おつまみ用に買ったサキイカの袋を開けると、口から少し出た状態で咥え、そのままパソコンをいじる。
「・・・・・・」
どれだけ資料を探しても、桃源たちを追い詰められるようなものはない。
鬧影は、3本目を開ける。
「・・・・・・」
部屋の中にも外にも監視がついている斎御司は、特に何もしていない。
というよりも、仕事はしているのだが、雑用なような仕事ばかり押し付けられ、本来の仕事は情報漏洩の恐れがあるとのことで出来ない状況だ。
とんだこじつけだと思いつつ、斎御司は面倒なことにならないよう、出来るだけ言われた通りの仕事を行う。
斎御司はしばらく家に帰ることが許されなかったため、整備された職場にて寝泊まりをすることになったのだが、トイレに行く時もシャワーを浴びに行くときも付いてくる男たちには戸惑った。
何もそこまで付いてくることはないだろうと思っていた斎御司だが、徹底的に監視をするらしく、スマホさえも管理されていた。
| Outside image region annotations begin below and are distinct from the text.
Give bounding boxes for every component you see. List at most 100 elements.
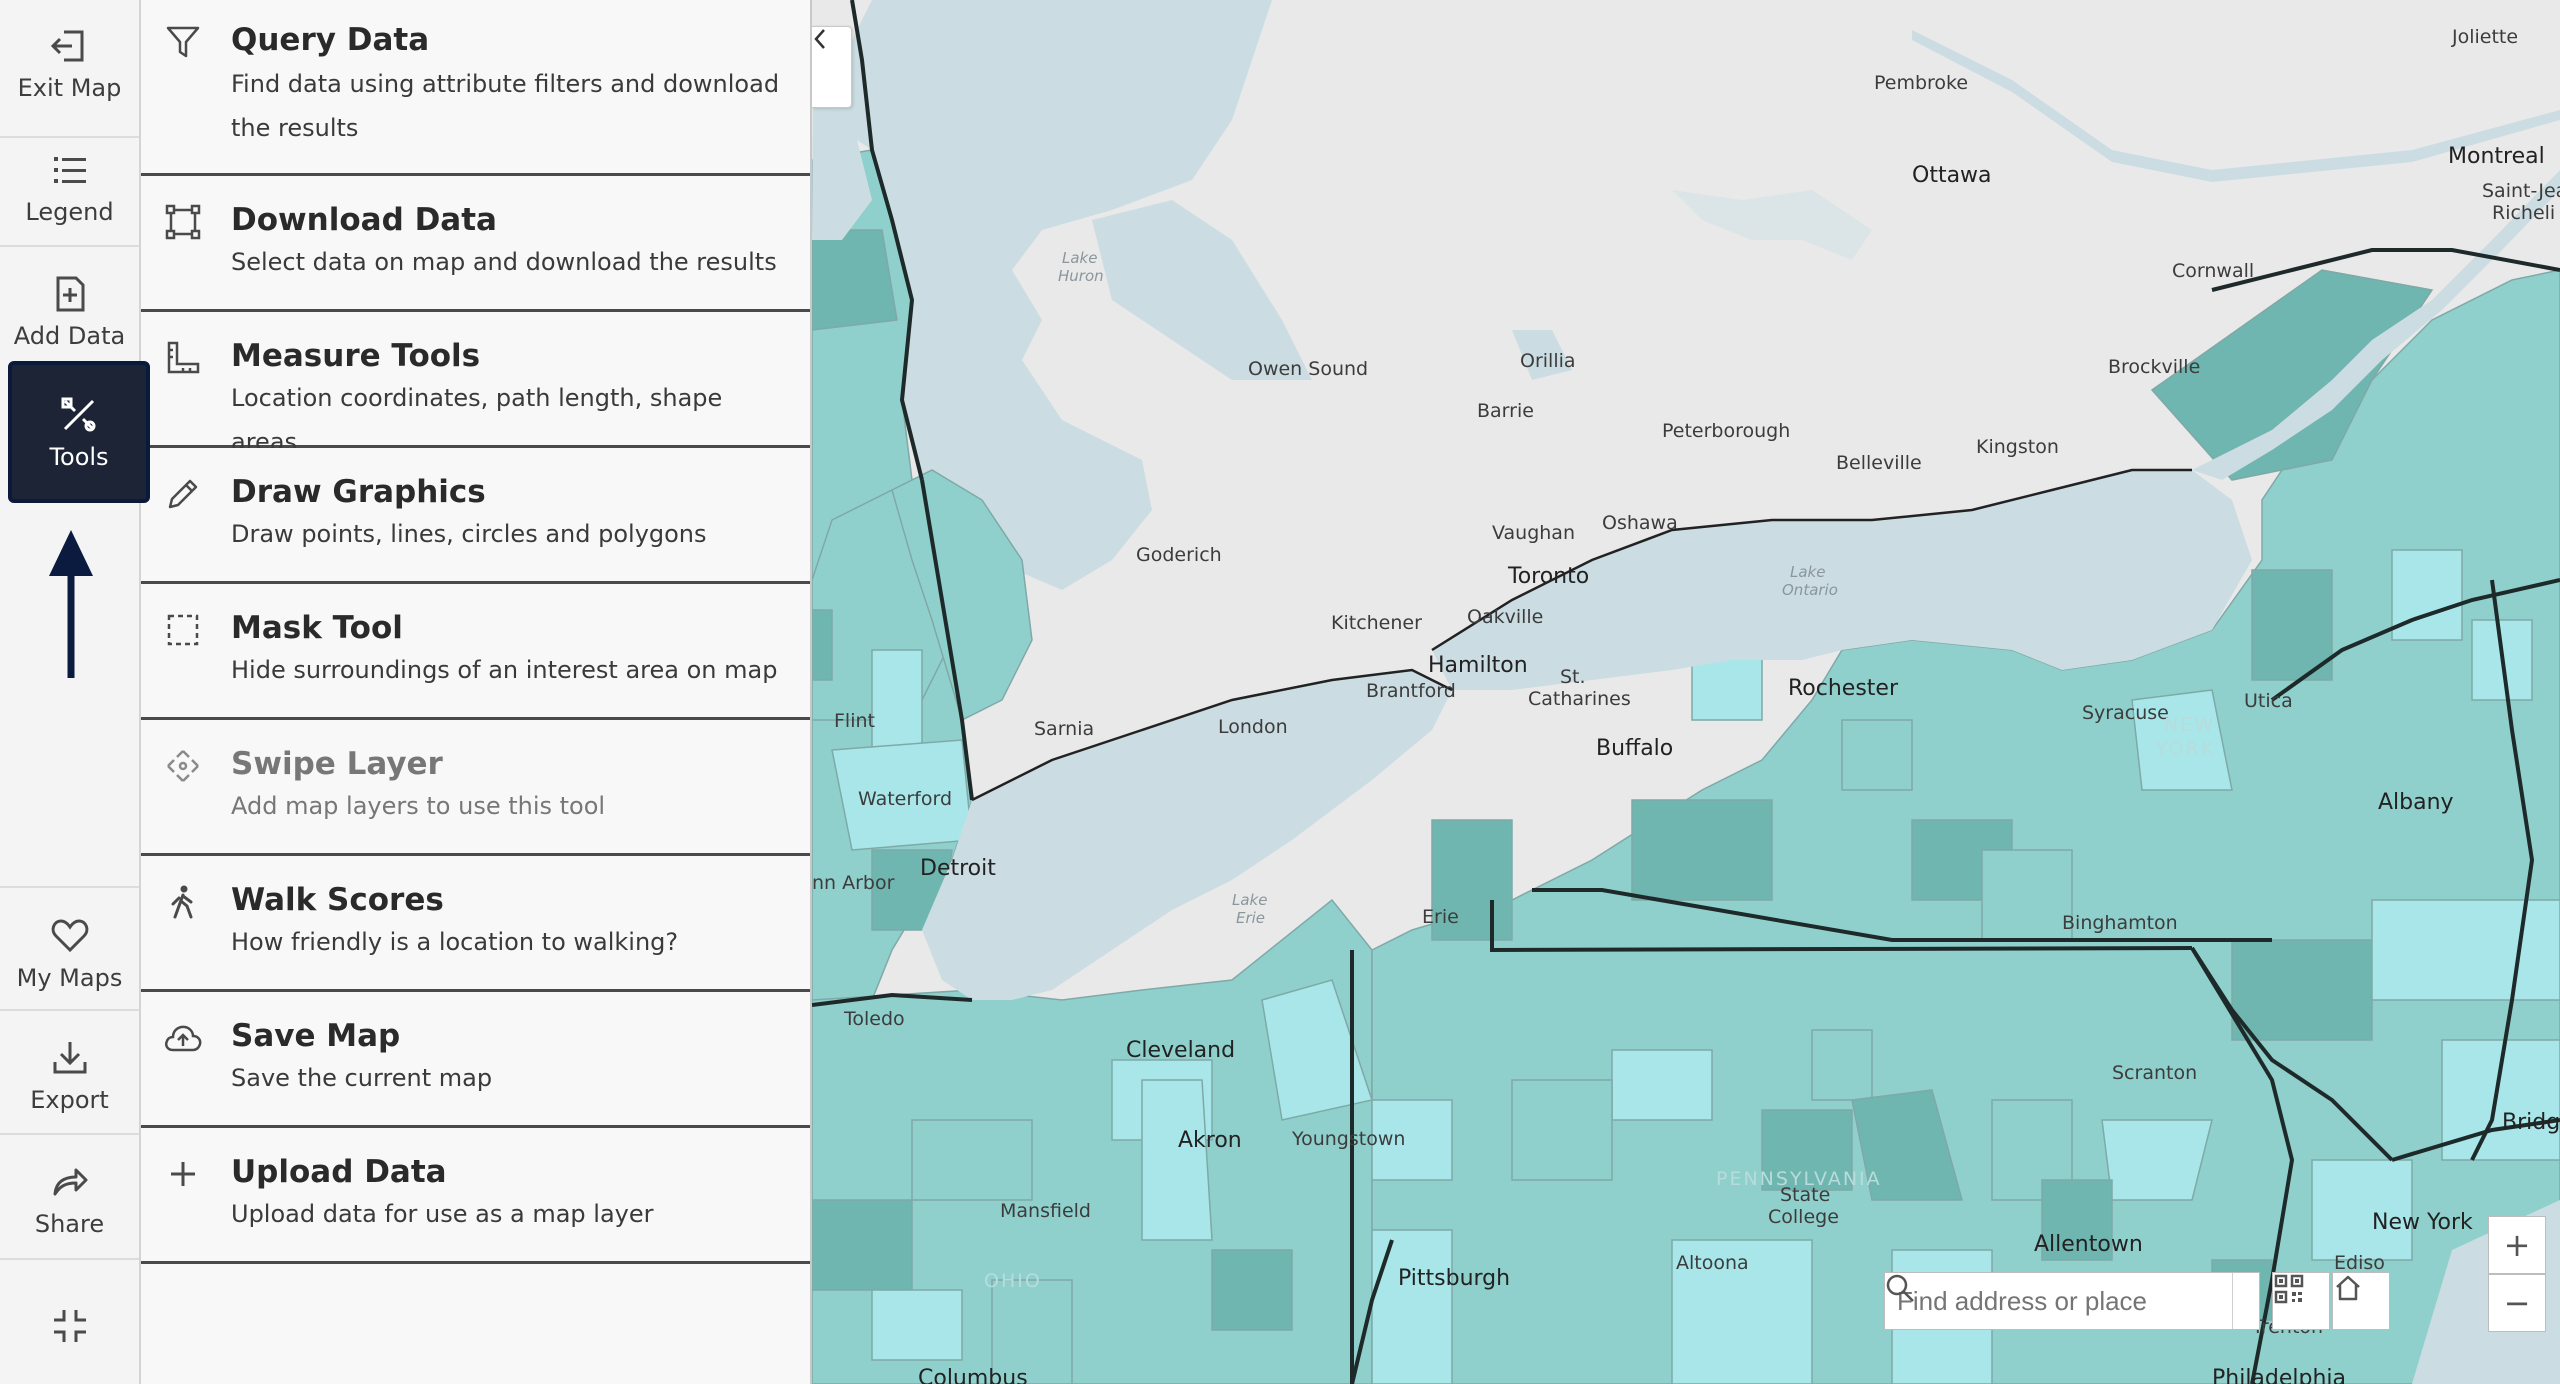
tool-title: Measure Tools <box>231 338 481 374</box>
tool-mask-tool[interactable]: Mask Tool Hide surroundings of an intere… <box>141 584 810 720</box>
map-label: Kingston <box>1976 436 2059 458</box>
collapse-panel-button[interactable] <box>812 26 852 108</box>
add-data-button[interactable]: Add Data <box>0 272 139 350</box>
map-label: Erie <box>1236 909 1266 927</box>
map-view[interactable]: Joliette Pembroke Ottawa Montreal Saint-… <box>812 0 2560 1384</box>
my-maps-label: My Maps <box>16 964 123 992</box>
map-label: Montreal <box>2448 144 2545 169</box>
map-label: Utica <box>2244 690 2293 712</box>
map-label: Flint <box>834 710 875 732</box>
map-label: Brantford <box>1366 680 1456 702</box>
map-label: Cornwall <box>2172 260 2255 282</box>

こうなってしまうと、誰とも連絡が取れないと思った斎御司は、思い出したように何かを取り出す。
「斎御司さん、それは何ですか」
「何って、見て分からないかい?指輪だよ指輪。仕事中はなるべく外していたんだが、家族にも会えないんだ。これくらい付けてもいいだろう?」
「・・・・・・」
男たちは無線で何やら確認を取ると、斎御司に指輪をするよう促す。
「ありがとう」
そう言って指輪を付けると、斎御司は再びパソコンに向かって指を動かす。
「(まったく困ったものだ。愛娘と妻と話すことも出来ないなんて)」
だが、とちらっと斎御司は先程つけた指輪を見ると、男たちには聞こえぬよう、願うのだ。
―随分前
「将烈、お前また上司に刃向かったのか」
「あ?文句あんのか」
「ある。どうして刃向かったりするんだ。お前なら大人しくしていればそれなりに早く出世出来るぞ」
「興味ねえもん」
「クビにされたらどうするんだ」
「出来るもんならしてみろよ」
「どこぞに左遷されるかも」
「這い上がってやる」
「なんて上昇志向が高いんだ」
「馬鹿なのかおっさん」
斎御司の勧めで警察に入ったは良かったものの、将烈の警察嫌い、特に上層部嫌いは直らなかった。
狂犬だ野犬だの、そんな可愛い表現ばかりではなく、裏の人間と繋がっているとか、薬をやってる殺しをしてるだのと、無いことばかり噂で広まっていた時期もあった。
目つきと態度の悪さもあるのだろうが、一番の原因はきっと、『誰に対しても徹底的に追究する』行動力や判断力、時には武力や知力といったもの全てが目の敵にされたのだ。
「顔がいいからな」
「あ?顔?」
「ああ、こっちの話だ」
無茶をしてでも自分の信念を証明し続けてきた将烈の姿は、若い世代から見れば神々しく輝き、簡単に甘い蜜を吸ってきた奴らから見れば、早く制御したい出る杭だっただろう。
そんなことなどお構いなしに、将烈はただ目の前にある障害を乗り越えていく。